The bulldog of today is a grotesque deformity— short-legged, short-winded, short-lived, and barely aisle to reproduce its kind. It is chiefly useful for infusing courageous blood into other breeds, for adding variety to a dog show, and as an example (to be avoided) of what can be done by senseless breeding to spoil a perfectly good dog.
But they haven't quite spoiled him, for he still retains his old-time dauntless courage, and he has a homely smile that would melt the hearts of even the few unfortunates who boast that they hate dogs.
And here is an appropriate place to register a friendly protest against the arbitrary fixing of points for which dog owners must breed in order to win at the dog shows, without sufficient reference to the requirements of the dog as a working ally of man.

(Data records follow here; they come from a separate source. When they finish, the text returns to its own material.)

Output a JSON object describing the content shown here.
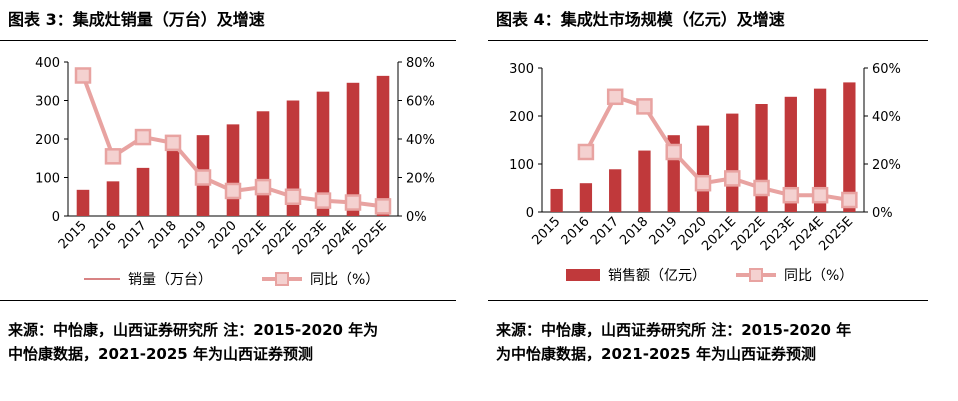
{
  "colors": {
    "bar": "#C0393B",
    "line": "#E8A3A1",
    "marker_fill": "#F4D1D0",
    "axis": "#000000"
  },
  "charts": [
    {
      "title": "图表 3：集成灶销量（万台）及增速",
      "source_line1": "来源：中怡康，山西证券研究所 注：2015-2020 年为",
      "source_line2": "中怡康数据，2021-2025 年为山西证券预测",
      "legend_bar": "销量（万台）",
      "legend_line": "同比（%）",
      "legend_bar_style": "line",
      "left_ticks": [
        "400",
        "300",
        "200",
        "100",
        "0"
      ],
      "right_ticks": [
        "80%",
        "60%",
        "40%",
        "20%",
        "0%"
      ]
    },
    {
      "title": "图表 4：集成灶市场规模（亿元）及增速",
      "source_line1": "来源：中怡康，山西证券研究所 注：2015-2020 年",
      "source_line2": "为中怡康数据，2021-2025 年为山西证券预测",
      "legend_bar": "销售额（亿元）",
      "legend_line": "同比（%）",
      "legend_bar_style": "box",
      "left_ticks": [
        "300",
        "200",
        "100",
        "0"
      ],
      "right_ticks": [
        "60%",
        "40%",
        "20%",
        "0%"
      ]
    }
  ],
  "chart_data": [
    {
      "type": "bar",
      "title": "图表 3：集成灶销量（万台）及增速",
      "categories": [
        "2015",
        "2016",
        "2017",
        "2018",
        "2019",
        "2020",
        "2021E",
        "2022E",
        "2023E",
        "2024E",
        "2025E"
      ],
      "series": [
        {
          "name": "销量（万台）",
          "type": "bar",
          "axis": "left",
          "values": [
            68,
            90,
            125,
            172,
            210,
            238,
            272,
            300,
            323,
            346,
            364
          ]
        },
        {
          "name": "同比（%）",
          "type": "line",
          "axis": "right",
          "values": [
            73,
            31,
            41,
            38,
            20,
            13,
            15,
            10,
            8,
            7,
            5
          ]
        }
      ],
      "ylim_left": [
        0,
        400
      ],
      "ylim_right": [
        0,
        80
      ],
      "y_right_unit": "%",
      "legend_position": "bottom"
    },
    {
      "type": "bar",
      "title": "图表 4：集成灶市场规模（亿元）及增速",
      "categories": [
        "2015",
        "2016",
        "2017",
        "2018",
        "2019",
        "2020",
        "2021E",
        "2022E",
        "2023E",
        "2024E",
        "2025E"
      ],
      "series": [
        {
          "name": "销售额（亿元）",
          "type": "bar",
          "axis": "left",
          "values": [
            48,
            60,
            89,
            128,
            160,
            180,
            205,
            225,
            240,
            257,
            270
          ]
        },
        {
          "name": "同比（%）",
          "type": "line",
          "axis": "right",
          "values": [
            null,
            25,
            48,
            44,
            25,
            12,
            14,
            10,
            7,
            7,
            5
          ]
        }
      ],
      "ylim_left": [
        0,
        300
      ],
      "ylim_right": [
        0,
        60
      ],
      "y_right_unit": "%",
      "legend_position": "bottom"
    }
  ]
}
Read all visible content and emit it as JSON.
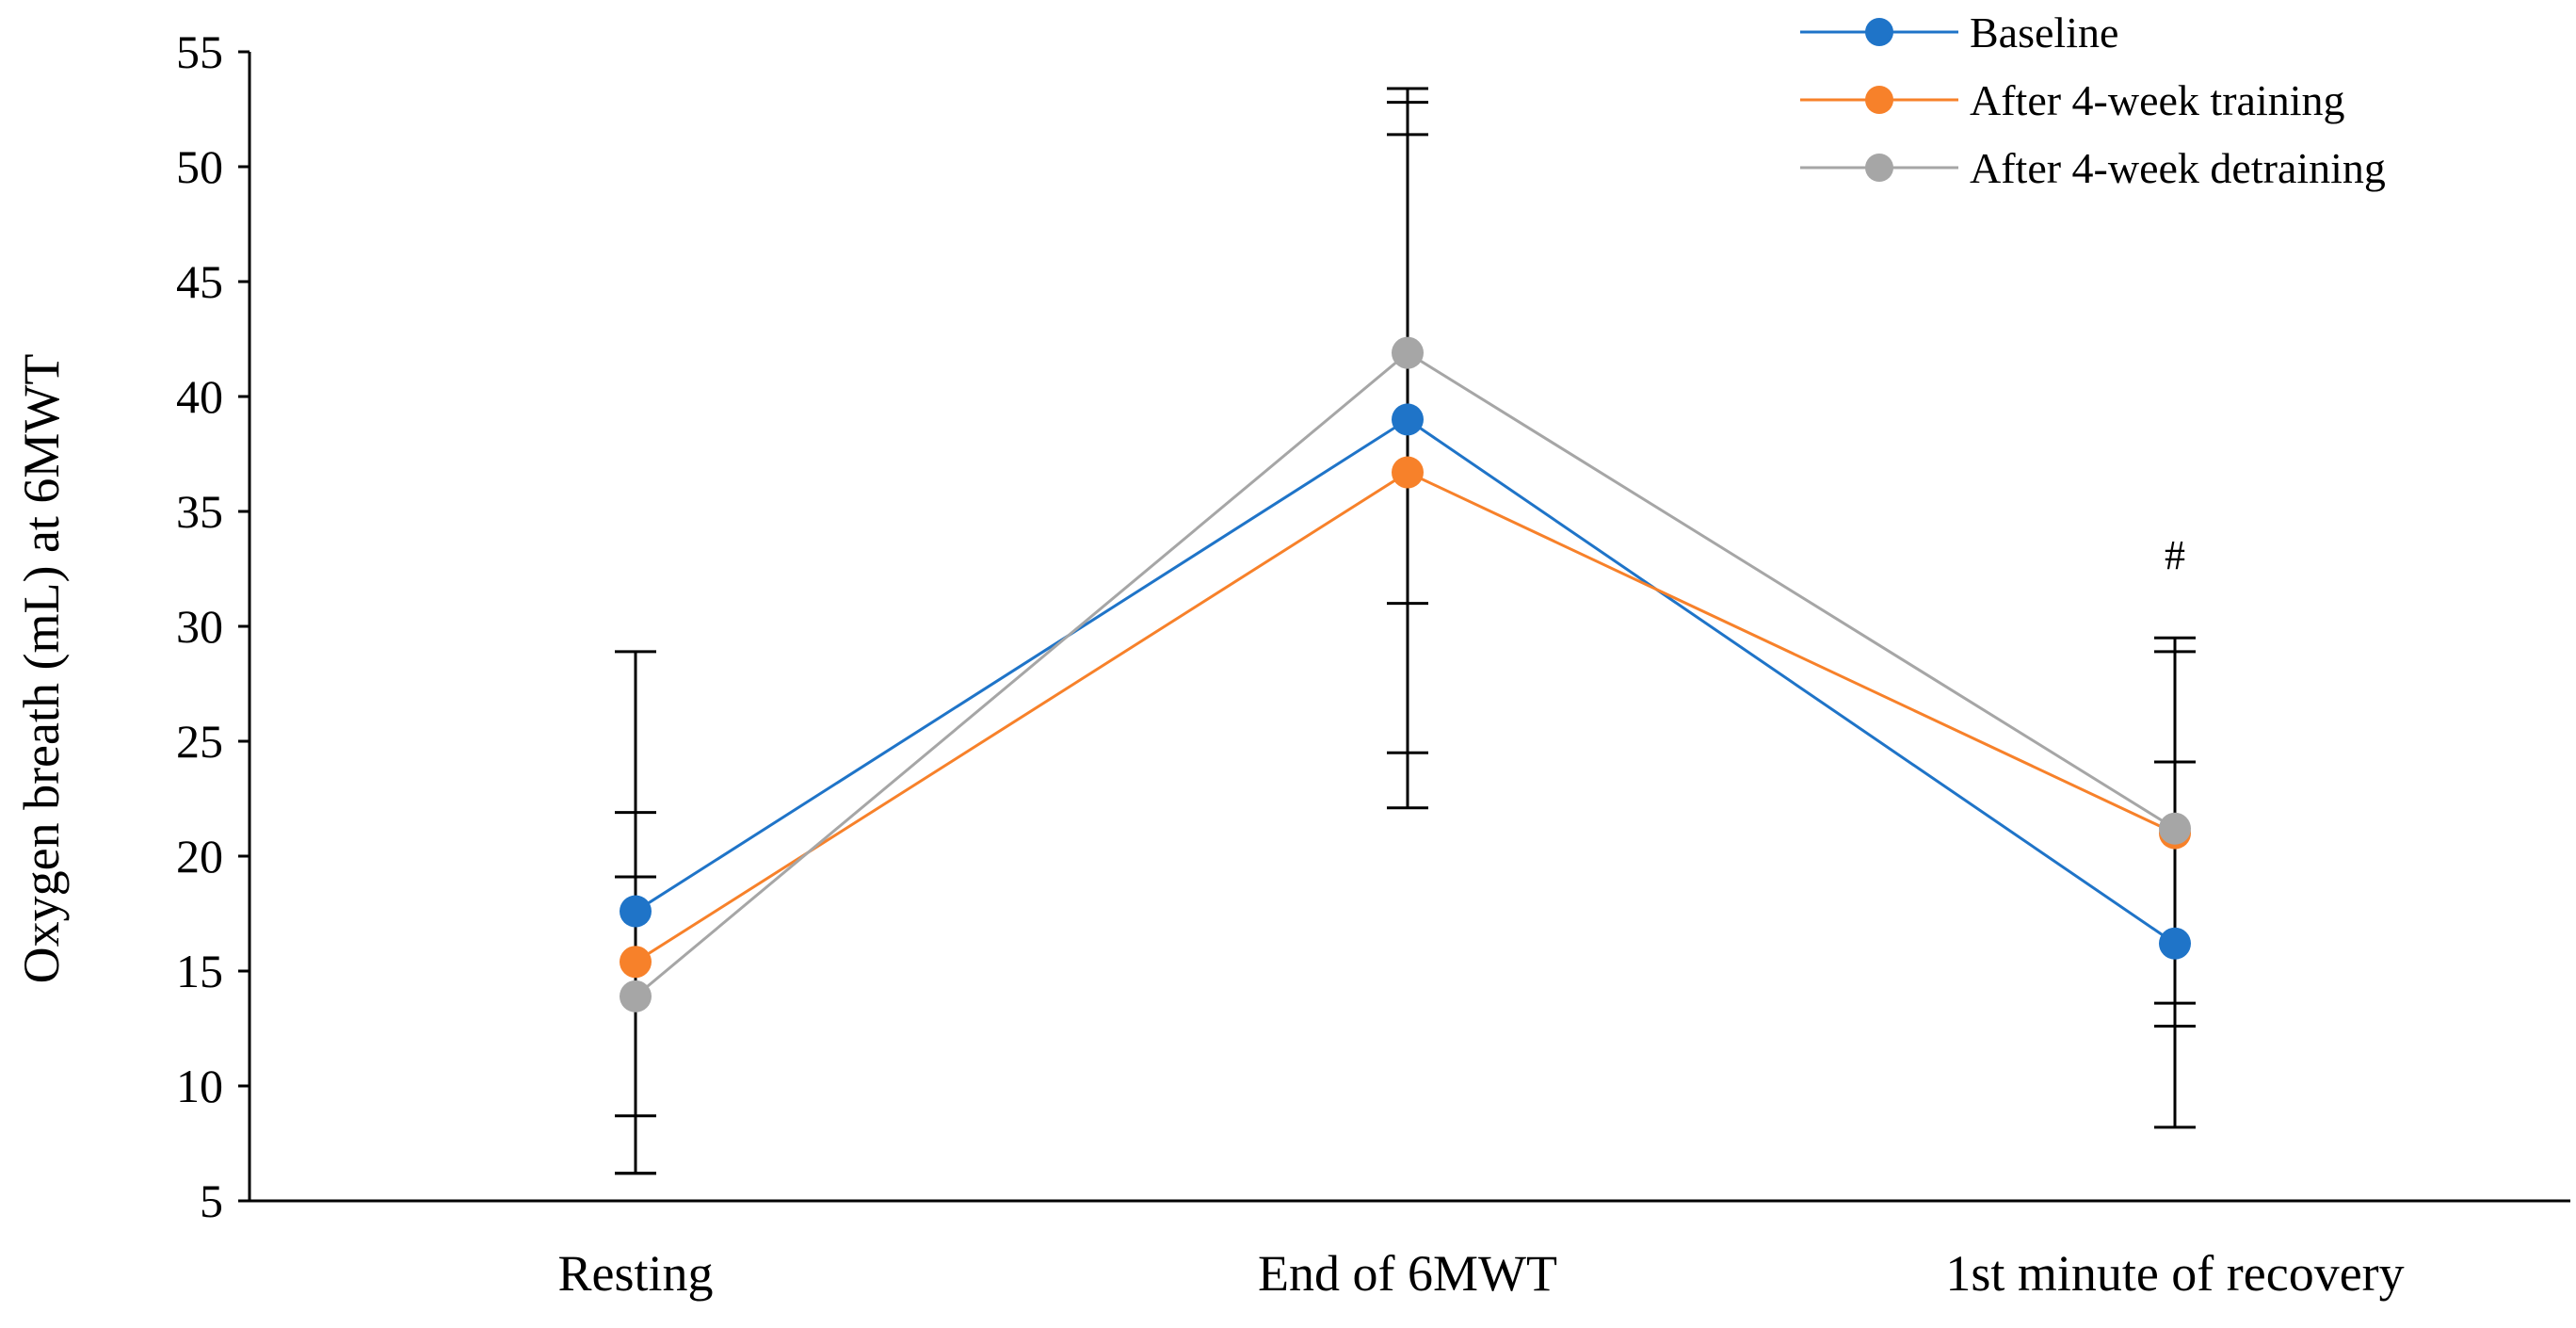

No one feels more deeply the debt of gratitude which we owe to the many intelligent and unselfish breeders who, often at great sacrifice of time and money, have given us our long list of useful and beautiful dogs. But there is tendency in the very proper enthusiasm over dog shows and show dogs to forget that the primary object of breeding most dogs is to produce animals which are useful in different fields of activity, and not to conform to a particular standard unless that standard is the one most likely to developdogs fitted in mind and body for the work required of them.
With the idea of making as ugly and surly looking a beast as possible, the present standard for the bulldog demands a type that is all but unfitted for existence, so great are the deformities exacted of this unfortunate dog. Undershot so that he can scarcely eat his food; teeth that should normally meet never being able to do so; the nose so jammed in that breathing through it becomes almost or quite impossible; the shoulders so muscled and legs so put-bowed as to make locomotion difficult, he is indeed a tribute to the art of man in its most perverted manifestation.
The large, square, heavy head has the face deeply wrinkled, the lower jaw three sizes too long for its mate, the nose thumbed back into the face, the eyes very wide-set and low on the face and the ear wrinkled back to form a "rose." A straight-edge laid along the top of the head should touch forehead, eyebrow, nose and lower jaw; the neck is thick and short, the shoulders very wide and low, the back curving up to the hips, which are a little higher than the shoulders. Hind legs strong, arched, with the stifle and toes turned out a little and the hock correspondingly turned in. Brindle is the favorite color, but white, black and white, fawn, red, brown, and even solid black are met with. A good bulldog should weigh from 30 to 40 pounds.
He is a good-natured, gentle creature, in spite of his forbidding appearance, and makes a safe and dependable family dog. When once aroused to anger, however, his tenacity and courage are proverbial, and he justifies every claim that could be made for him, being totally without fear, under whatever odds he may be placed, and apparently insensible to pain, staying at his battle to the very death.
There has been developed in England a socalled "miniature" bulldog with a maximum weight of 22 pounds. A perfect specimen has been described as the larger variety seen through the wrong end of a telescope. As the weight would indicate, he is not a toy, and is highly regarded as a companion by those who require a staunch little dog not quite as active and excitable as most terriers are.